Akhirnya Ibu itu pun mengantarkan  saya secara langsung ke bagian bus arah Wonosobo. Dia benar-benar tulus dan gak minta upah, benar-benar meninggalkan jualannya demi saya. Ya Rabb, sungguh lancar sekali hari itu rasanya hehe.
Ibu itu pun menunjuk-nunjuk ke arah bus yang dimaksud. Dia bilang bus itu segera pergi, dan pada umumnya bus ke Wonosobo tidak ada yang ngetem berjam-jam, asal ada 3-4 penumpang pasti langsung caawww. Itu yang saya rasakan, sejenak saya duduk dan tidak lama bus pun berangkat hihihi sungguh diberi kelancaran hari itu.

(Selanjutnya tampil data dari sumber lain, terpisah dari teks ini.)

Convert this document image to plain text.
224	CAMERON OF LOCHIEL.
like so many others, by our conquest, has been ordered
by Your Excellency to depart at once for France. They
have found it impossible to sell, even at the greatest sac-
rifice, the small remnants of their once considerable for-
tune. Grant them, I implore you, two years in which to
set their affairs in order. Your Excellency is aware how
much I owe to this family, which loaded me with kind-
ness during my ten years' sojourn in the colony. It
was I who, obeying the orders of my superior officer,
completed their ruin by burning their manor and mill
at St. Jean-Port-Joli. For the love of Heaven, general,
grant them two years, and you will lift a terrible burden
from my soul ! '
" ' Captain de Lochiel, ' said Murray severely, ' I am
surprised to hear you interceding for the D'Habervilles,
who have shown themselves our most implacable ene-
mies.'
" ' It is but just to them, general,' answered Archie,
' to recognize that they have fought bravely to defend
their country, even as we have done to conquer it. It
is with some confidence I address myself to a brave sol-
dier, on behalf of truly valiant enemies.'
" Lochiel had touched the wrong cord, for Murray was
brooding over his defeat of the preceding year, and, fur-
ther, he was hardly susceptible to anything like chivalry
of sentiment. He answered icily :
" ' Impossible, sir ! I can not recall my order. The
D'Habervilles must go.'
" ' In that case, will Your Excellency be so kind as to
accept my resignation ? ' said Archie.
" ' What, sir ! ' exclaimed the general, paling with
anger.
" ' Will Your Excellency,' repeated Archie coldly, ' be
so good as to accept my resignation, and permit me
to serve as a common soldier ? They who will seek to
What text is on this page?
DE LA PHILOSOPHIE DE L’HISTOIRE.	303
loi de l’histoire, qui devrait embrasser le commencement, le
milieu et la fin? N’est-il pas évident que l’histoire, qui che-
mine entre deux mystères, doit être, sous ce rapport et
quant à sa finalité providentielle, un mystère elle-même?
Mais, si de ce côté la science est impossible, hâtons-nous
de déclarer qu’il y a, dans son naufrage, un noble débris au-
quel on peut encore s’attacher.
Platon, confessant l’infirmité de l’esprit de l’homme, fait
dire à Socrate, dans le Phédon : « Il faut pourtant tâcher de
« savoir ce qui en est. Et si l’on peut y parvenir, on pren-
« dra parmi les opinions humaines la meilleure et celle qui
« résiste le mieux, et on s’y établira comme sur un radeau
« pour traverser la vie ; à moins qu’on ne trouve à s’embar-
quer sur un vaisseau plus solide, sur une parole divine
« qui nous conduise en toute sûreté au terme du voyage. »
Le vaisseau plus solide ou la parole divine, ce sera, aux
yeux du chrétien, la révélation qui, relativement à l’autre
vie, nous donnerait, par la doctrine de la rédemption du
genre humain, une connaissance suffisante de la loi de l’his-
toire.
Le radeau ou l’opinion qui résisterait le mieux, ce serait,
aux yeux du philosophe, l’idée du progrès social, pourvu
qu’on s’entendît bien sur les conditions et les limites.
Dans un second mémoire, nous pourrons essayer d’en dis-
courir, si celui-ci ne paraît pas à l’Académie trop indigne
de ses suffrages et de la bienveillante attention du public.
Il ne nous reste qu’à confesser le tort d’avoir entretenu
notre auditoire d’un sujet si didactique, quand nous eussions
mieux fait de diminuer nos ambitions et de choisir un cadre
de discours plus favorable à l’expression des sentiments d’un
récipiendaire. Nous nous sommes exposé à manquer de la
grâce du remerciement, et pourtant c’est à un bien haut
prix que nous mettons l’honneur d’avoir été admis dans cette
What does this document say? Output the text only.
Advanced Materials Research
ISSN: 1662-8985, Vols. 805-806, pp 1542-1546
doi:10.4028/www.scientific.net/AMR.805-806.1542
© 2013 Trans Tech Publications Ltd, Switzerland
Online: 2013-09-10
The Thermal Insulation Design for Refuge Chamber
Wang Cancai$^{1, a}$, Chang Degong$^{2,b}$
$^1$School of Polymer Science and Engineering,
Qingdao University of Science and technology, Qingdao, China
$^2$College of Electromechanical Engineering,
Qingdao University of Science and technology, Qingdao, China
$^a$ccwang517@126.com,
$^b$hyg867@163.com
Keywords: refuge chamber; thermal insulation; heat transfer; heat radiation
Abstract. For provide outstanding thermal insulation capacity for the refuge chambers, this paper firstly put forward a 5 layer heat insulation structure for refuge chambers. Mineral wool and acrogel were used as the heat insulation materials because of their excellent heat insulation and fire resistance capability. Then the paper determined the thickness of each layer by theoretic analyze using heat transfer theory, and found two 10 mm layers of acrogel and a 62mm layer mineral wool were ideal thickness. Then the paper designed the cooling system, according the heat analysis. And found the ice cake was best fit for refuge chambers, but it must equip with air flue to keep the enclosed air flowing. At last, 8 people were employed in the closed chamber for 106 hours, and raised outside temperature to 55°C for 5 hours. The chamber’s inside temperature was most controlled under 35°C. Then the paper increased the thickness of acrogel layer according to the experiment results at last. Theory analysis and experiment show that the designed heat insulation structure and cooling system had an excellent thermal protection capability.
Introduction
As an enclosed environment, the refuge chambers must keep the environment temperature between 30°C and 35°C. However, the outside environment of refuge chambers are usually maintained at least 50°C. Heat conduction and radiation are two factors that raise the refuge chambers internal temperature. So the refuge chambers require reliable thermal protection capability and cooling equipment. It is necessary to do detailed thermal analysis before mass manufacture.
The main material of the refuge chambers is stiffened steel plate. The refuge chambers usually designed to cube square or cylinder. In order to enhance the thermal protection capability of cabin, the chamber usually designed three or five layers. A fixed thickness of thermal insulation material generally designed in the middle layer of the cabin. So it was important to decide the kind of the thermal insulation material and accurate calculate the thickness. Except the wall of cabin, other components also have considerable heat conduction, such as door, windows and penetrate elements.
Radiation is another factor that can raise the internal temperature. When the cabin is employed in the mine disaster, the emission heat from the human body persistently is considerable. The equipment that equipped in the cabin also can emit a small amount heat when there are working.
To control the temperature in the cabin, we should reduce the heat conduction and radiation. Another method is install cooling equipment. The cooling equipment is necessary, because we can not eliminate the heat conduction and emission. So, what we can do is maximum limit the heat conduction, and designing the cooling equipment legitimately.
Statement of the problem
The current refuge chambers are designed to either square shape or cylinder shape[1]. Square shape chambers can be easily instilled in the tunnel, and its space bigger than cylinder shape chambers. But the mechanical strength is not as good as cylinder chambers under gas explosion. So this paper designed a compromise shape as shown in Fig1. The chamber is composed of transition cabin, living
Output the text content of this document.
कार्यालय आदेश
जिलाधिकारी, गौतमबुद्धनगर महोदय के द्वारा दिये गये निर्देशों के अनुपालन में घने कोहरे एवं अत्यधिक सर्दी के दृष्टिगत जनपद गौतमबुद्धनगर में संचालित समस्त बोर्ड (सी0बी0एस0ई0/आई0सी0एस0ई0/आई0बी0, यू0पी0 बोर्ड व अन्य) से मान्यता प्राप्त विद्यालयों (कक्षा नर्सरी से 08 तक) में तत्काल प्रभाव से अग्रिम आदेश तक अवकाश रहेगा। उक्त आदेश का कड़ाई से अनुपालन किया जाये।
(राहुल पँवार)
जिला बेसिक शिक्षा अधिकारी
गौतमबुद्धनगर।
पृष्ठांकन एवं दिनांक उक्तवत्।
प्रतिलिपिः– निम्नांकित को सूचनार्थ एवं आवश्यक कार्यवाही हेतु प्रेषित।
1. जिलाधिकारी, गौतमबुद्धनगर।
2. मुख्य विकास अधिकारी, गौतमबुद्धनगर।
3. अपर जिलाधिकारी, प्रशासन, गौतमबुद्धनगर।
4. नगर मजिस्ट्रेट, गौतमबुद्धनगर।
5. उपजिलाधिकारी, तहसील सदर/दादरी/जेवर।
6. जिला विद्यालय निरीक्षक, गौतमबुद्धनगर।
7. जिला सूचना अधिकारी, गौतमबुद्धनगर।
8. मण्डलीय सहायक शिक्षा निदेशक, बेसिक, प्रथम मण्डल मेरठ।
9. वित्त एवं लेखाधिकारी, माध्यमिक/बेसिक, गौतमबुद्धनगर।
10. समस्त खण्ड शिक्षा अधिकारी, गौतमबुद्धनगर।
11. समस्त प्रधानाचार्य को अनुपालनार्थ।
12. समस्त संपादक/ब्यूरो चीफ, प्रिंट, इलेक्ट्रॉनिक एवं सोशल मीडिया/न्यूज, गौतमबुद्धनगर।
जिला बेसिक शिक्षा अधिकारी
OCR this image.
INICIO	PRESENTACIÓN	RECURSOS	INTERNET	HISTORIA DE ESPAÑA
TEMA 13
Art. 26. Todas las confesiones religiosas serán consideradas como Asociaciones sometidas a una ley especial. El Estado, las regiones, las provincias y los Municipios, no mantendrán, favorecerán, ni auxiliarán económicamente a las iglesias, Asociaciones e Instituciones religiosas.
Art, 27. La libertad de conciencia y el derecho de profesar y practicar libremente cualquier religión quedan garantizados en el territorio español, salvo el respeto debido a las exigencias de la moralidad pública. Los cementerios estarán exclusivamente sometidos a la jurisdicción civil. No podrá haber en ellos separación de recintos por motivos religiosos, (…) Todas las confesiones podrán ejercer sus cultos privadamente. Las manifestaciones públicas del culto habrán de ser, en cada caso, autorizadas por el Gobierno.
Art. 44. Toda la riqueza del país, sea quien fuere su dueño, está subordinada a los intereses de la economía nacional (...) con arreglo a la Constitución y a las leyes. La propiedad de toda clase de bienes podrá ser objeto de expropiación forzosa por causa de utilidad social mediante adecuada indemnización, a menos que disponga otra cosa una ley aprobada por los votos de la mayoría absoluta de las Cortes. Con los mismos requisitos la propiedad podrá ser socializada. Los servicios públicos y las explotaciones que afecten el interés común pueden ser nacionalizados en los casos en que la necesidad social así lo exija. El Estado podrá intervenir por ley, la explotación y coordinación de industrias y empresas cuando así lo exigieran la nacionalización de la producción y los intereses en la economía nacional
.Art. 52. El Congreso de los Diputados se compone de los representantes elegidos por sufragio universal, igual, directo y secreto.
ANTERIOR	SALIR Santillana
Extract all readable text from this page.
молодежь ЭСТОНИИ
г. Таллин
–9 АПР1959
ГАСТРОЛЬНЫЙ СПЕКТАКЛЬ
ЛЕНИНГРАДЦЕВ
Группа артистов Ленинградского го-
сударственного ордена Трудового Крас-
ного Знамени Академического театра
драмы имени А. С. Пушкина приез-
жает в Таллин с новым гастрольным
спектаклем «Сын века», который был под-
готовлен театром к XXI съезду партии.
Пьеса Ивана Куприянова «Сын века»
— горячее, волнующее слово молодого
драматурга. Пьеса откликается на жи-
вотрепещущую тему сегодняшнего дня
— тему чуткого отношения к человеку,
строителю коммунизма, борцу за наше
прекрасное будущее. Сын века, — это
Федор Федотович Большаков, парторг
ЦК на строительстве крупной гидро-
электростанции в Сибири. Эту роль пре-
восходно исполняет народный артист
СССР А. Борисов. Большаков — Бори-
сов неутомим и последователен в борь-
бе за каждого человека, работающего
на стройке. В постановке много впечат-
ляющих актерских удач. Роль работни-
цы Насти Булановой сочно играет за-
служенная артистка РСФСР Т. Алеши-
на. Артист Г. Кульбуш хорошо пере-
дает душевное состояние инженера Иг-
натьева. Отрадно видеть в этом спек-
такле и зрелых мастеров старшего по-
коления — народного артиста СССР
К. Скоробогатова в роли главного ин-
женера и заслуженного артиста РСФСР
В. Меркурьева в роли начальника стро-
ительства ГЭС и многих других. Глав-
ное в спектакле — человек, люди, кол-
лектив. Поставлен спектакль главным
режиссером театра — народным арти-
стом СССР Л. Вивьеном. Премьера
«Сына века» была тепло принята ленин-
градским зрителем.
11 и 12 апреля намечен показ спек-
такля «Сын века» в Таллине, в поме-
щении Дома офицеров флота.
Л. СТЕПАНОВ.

Nah, itu bus yang saya naiki tepat dari Terminal Bulupitu - PWT menuju Terminal Mendolo, Wonosobo. Nama busnya Virgo dan saya hanya membayar Rp 35.000,- untuk sampai ditujuan.
Oiah, saya mau menceritakan soal bus Virgo ini. Bus ini melaju dengan kecepatan tinggi alias ngebut cooy hahaha! Parah berasa naik kopaja/metro mini, tapi ini lebih ngebut lagi. Kalau yang udah pernah naik travel-travel Jakarta-Bandung, atau mungkin bus-bus jalur trans Sumatera, naahh kayak gitu rasanya - NGEBUDDDD!!!
Saya berangkat dari Terminal Bulupitu sekitar pukul 06.15 WIB dan sampai di Terminal Mendolo jam 08:45 WIB, lumayan banget kan? Bisa nge-save 35 menit dari total rata-rata waktu perjalanan yang biasanya ngabisin 3 jam di jalan.
Suasana bus didalam bersih banget, yaaa untuk ukuran kota kecil menurut saya bersih, lalu juga cuma ada sekali pengamen. Namun, pengamen yang naik di bus saat itu bukan pengamen-pengamen kayak di Jakarta yang pakaian nyeremin terus gak ikhlas dan suka maksa minta dengan gaya nyinyirnya. Mas-mas yang ngamen di bus Virgo itu suaranya oke lhoo, dan penampilannya rapih, sopan pula.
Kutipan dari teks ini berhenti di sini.